At the time that I finished my studies Belgium still had National Service, since it was still several years away from the end-of-the-cold-war dividend. Normally you join the army as a “milicien” at the age of 18, unless you’re doing higher studies, in which case you asked for an extension, and then you joined some time after you’d completed your studies.

In my case I finished my studies in July 1979, and I was only due to join the army in October 1981. I still don’t know why I didn’t let them know that I withdrew my extension so that I could get it over and done with shortly after my end of studies.

Still, the way it went was that I had an offer from the Laboratory for Iron Steel Making at the Ghent University, which I took up in October 1979. This had a number of consequences :

  1. I interrupted my career as a researcher just when it started to become interesting;
  2. I came out of the army just when the steel industry was in the process of cutting back; and
  3. When I joined, I was nearly 26, which is way too old when your lieutenant is only 18.

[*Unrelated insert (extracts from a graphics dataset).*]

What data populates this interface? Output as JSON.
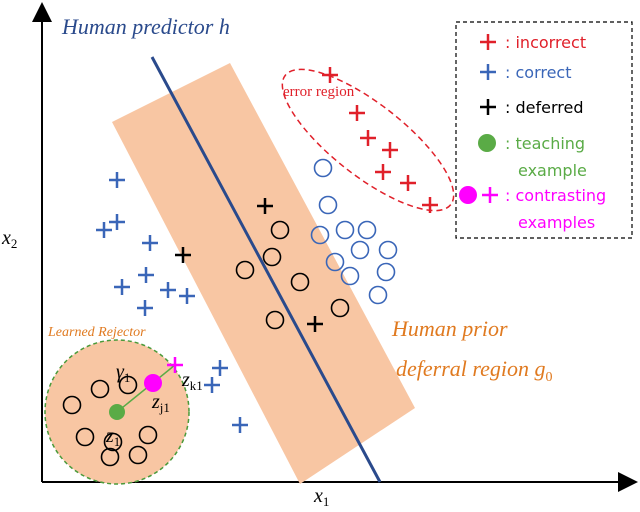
{
  "title": {
    "text": "Human predictor",
    "var": "h"
  },
  "error_region": "error region",
  "rejector": "Learned Rejector",
  "prior": {
    "line1": "Human prior",
    "line2": "deferral region",
    "var": "g",
    "sub": "0"
  },
  "axes": {
    "x": {
      "base": "x",
      "sub": "1"
    },
    "y": {
      "base": "x",
      "sub": "2"
    }
  },
  "points": {
    "gamma": {
      "base": "γ",
      "sub": "1"
    },
    "zk": {
      "base": "z",
      "sub": "k1"
    },
    "zj": {
      "base": "z",
      "sub": "j1"
    },
    "z1": {
      "base": "z",
      "sub": "1"
    }
  },
  "legend": [
    {
      "lines": [
        ": incorrect"
      ]
    },
    {
      "lines": [
        ": correct"
      ]
    },
    {
      "lines": [
        ": deferred"
      ]
    },
    {
      "lines": [
        ": teaching",
        "example"
      ]
    },
    {
      "lines": [
        ": contrasting",
        "examples"
      ]
    }
  ]
}
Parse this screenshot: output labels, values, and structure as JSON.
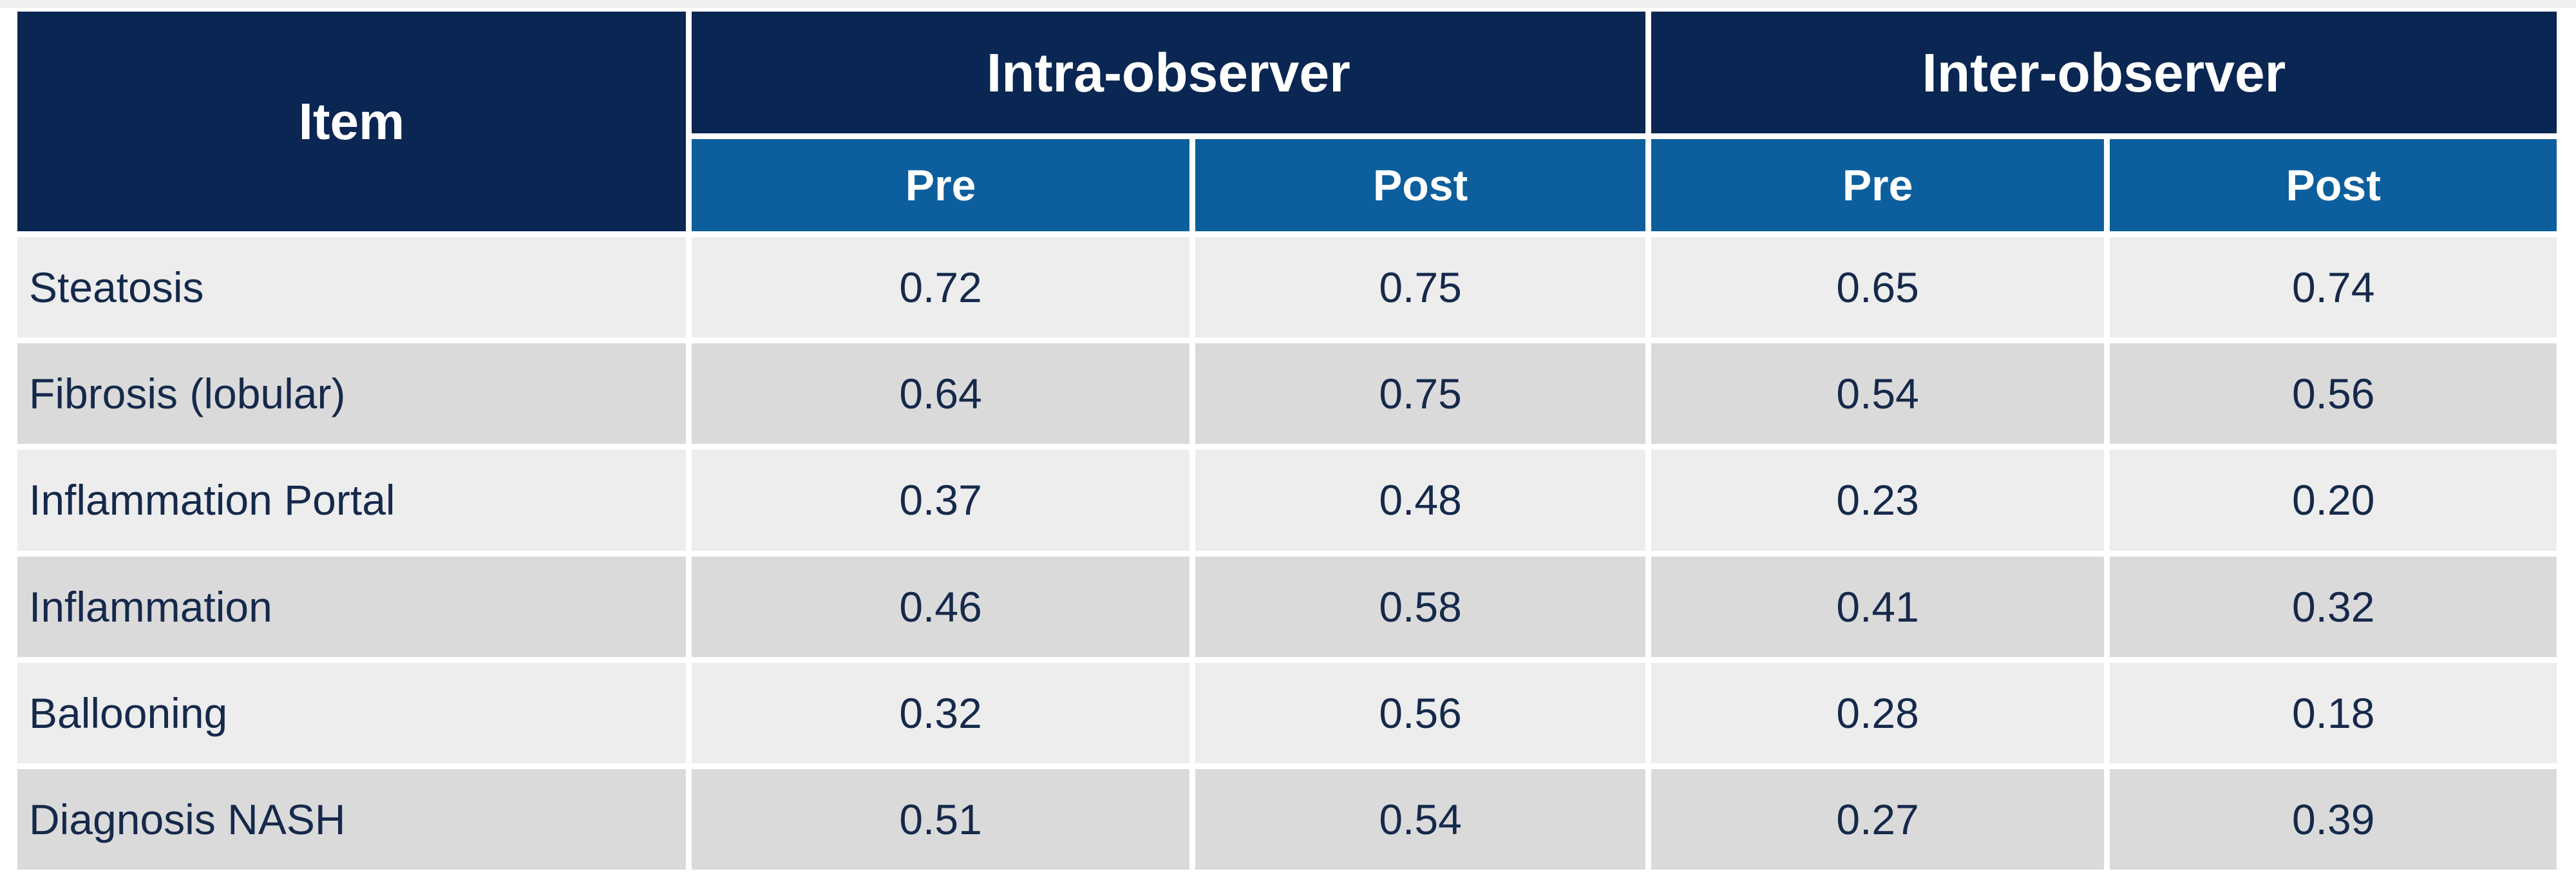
{
  "table": {
    "item_header": "Item",
    "groups": [
      {
        "label": "Intra-observer",
        "subcolumns": [
          "Pre",
          "Post"
        ]
      },
      {
        "label": "Inter-observer",
        "subcolumns": [
          "Pre",
          "Post"
        ]
      }
    ],
    "rows": [
      {
        "item": "Steatosis",
        "values": [
          "0.72",
          "0.75",
          "0.65",
          "0.74"
        ]
      },
      {
        "item": "Fibrosis (lobular)",
        "values": [
          "0.64",
          "0.75",
          "0.54",
          "0.56"
        ]
      },
      {
        "item": "Inflammation Portal",
        "values": [
          "0.37",
          "0.48",
          "0.23",
          "0.20"
        ]
      },
      {
        "item": "Inflammation",
        "values": [
          "0.46",
          "0.58",
          "0.41",
          "0.32"
        ]
      },
      {
        "item": "Ballooning",
        "values": [
          "0.32",
          "0.56",
          "0.28",
          "0.18"
        ]
      },
      {
        "item": "Diagnosis NASH",
        "values": [
          "0.51",
          "0.54",
          "0.27",
          "0.39"
        ]
      }
    ],
    "colors": {
      "header_dark_navy": "#0A2653",
      "header_medium_blue": "#0C5F9C",
      "row_light_gray": "#EDEDEE",
      "row_dark_gray": "#DADADA",
      "body_text_navy": "#15294B",
      "separator_white": "#FFFFFF",
      "header_text_white": "#FFFFFF"
    }
  },
  "chart_data": {
    "type": "table",
    "title": "",
    "columns": [
      "Item",
      "Intra-observer Pre",
      "Intra-observer Post",
      "Inter-observer Pre",
      "Inter-observer Post"
    ],
    "column_groups": [
      {
        "label": "Intra-observer",
        "children": [
          "Pre",
          "Post"
        ]
      },
      {
        "label": "Inter-observer",
        "children": [
          "Pre",
          "Post"
        ]
      }
    ],
    "rows": [
      [
        "Steatosis",
        0.72,
        0.75,
        0.65,
        0.74
      ],
      [
        "Fibrosis (lobular)",
        0.64,
        0.75,
        0.54,
        0.56
      ],
      [
        "Inflammation Portal",
        0.37,
        0.48,
        0.23,
        0.2
      ],
      [
        "Inflammation",
        0.46,
        0.58,
        0.41,
        0.32
      ],
      [
        "Ballooning",
        0.32,
        0.56,
        0.28,
        0.18
      ],
      [
        "Diagnosis NASH",
        0.51,
        0.54,
        0.27,
        0.39
      ]
    ]
  }
}
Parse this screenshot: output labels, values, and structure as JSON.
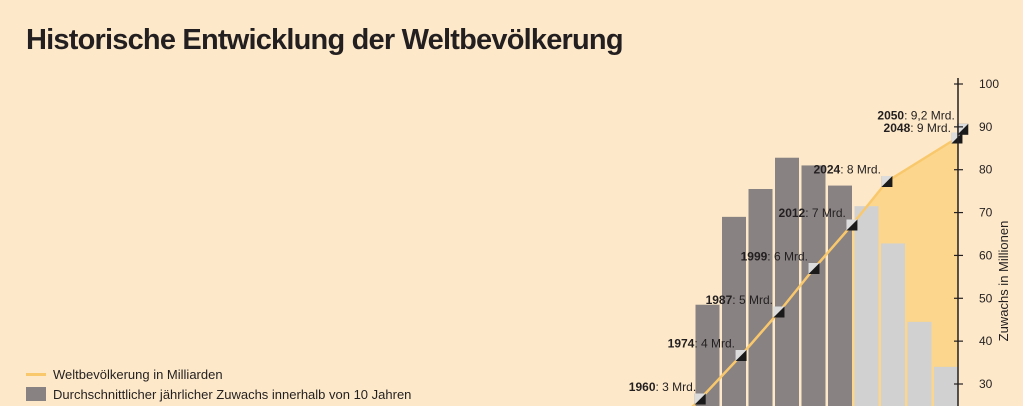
{
  "title": "Historische Entwicklung der Weltbevölkerung",
  "legend": {
    "line_label": "Weltbevölkerung in Milliarden",
    "bar_label": "Durchschnittlicher jährlicher Zuwachs innerhalb von 10 Jahren"
  },
  "colors": {
    "background": "#fde9c9",
    "bar_historical": "#898283",
    "bar_projected": "#d2d1d1",
    "line": "#f9c86c",
    "area": "#fbd68c",
    "marker": "#1a1a1a"
  },
  "chart_data": {
    "type": "bar",
    "title": "Historische Entwicklung der Weltbevölkerung",
    "ylabel": "Zuwachs in Millionen",
    "ylim": [
      30,
      100
    ],
    "yticks": [
      30,
      40,
      50,
      60,
      70,
      80,
      90,
      100
    ],
    "bars": [
      {
        "value": 48.5,
        "status": "historical"
      },
      {
        "value": 69,
        "status": "historical"
      },
      {
        "value": 75.5,
        "status": "historical"
      },
      {
        "value": 82.8,
        "status": "historical"
      },
      {
        "value": 81,
        "status": "historical"
      },
      {
        "value": 76.3,
        "status": "historical"
      },
      {
        "value": 71.5,
        "status": "projected"
      },
      {
        "value": 62.8,
        "status": "projected"
      },
      {
        "value": 44.5,
        "status": "projected"
      },
      {
        "value": 34,
        "status": "projected"
      }
    ],
    "series": [
      {
        "name": "Weltbevölkerung in Milliarden",
        "type": "line",
        "points": [
          {
            "year": 1960,
            "value": 3,
            "label_year": "1960",
            "label_rest": ": 3 Mrd."
          },
          {
            "year": 1974,
            "value": 4,
            "label_year": "1974",
            "label_rest": ": 4 Mrd."
          },
          {
            "year": 1987,
            "value": 5,
            "label_year": "1987",
            "label_rest": ": 5 Mrd."
          },
          {
            "year": 1999,
            "value": 6,
            "label_year": "1999",
            "label_rest": ": 6 Mrd."
          },
          {
            "year": 2012,
            "value": 7,
            "label_year": "2012",
            "label_rest": ": 7 Mrd."
          },
          {
            "year": 2024,
            "value": 8,
            "label_year": "2024",
            "label_rest": ": 8 Mrd."
          },
          {
            "year": 2048,
            "value": 9,
            "label_year": "2048",
            "label_rest": ": 9 Mrd."
          },
          {
            "year": 2050,
            "value": 9.2,
            "label_year": "2050",
            "label_rest": ": 9,2 Mrd."
          }
        ]
      }
    ]
  }
}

Anyhow, I opted for the short pain (you had the option of 10 months in Belgium or 8 month in Germany), and was based in Soest, where an uncle of mine had been captain with the tanks. I, on the other hand, was placed in the artillery where I was being trained to calculate the settings to direct the artillery pieces.

To say that it was a happy time would be a mild understatement. Having to take orders “because I say so” has never sat well with me, and to hear it come from a sergeant or a lieutenant who are not even out of their teens makes you really bite your tongue.

One of our sergeant’s favourite “jokes” was : “You’re in the army. You’re not here to think. Leave the thinking to the horses, they’ve got a bigger head.” Mildly funny once, not so when repeated on numerous occasions. Maybe I’m doing proper armies an injustice and the Belgian Army is a one-of-a-kind, but my experience of those eight months has made me an anti-militarist for life. The futility of it all is striking : having Howitzers that can only shoot over a distance of 14km (whereas the competition can do 25km), being a nuclear batallion with guns like that (even a tactical charge is the strength of the Hiroshima bomb, and with our reach we would have blown ourselves away), and the fact that the guns are far too static for modern warfare, where attack helicopters could blow you away in a second.

All you could do during that time is let it pass by, keep your head low, and go quietly mad. It definitely brought an edge to my type of humour, and could hold myself better in subsequent life, so in a way the army has made me a man. But was it really worth it ? I doubt it.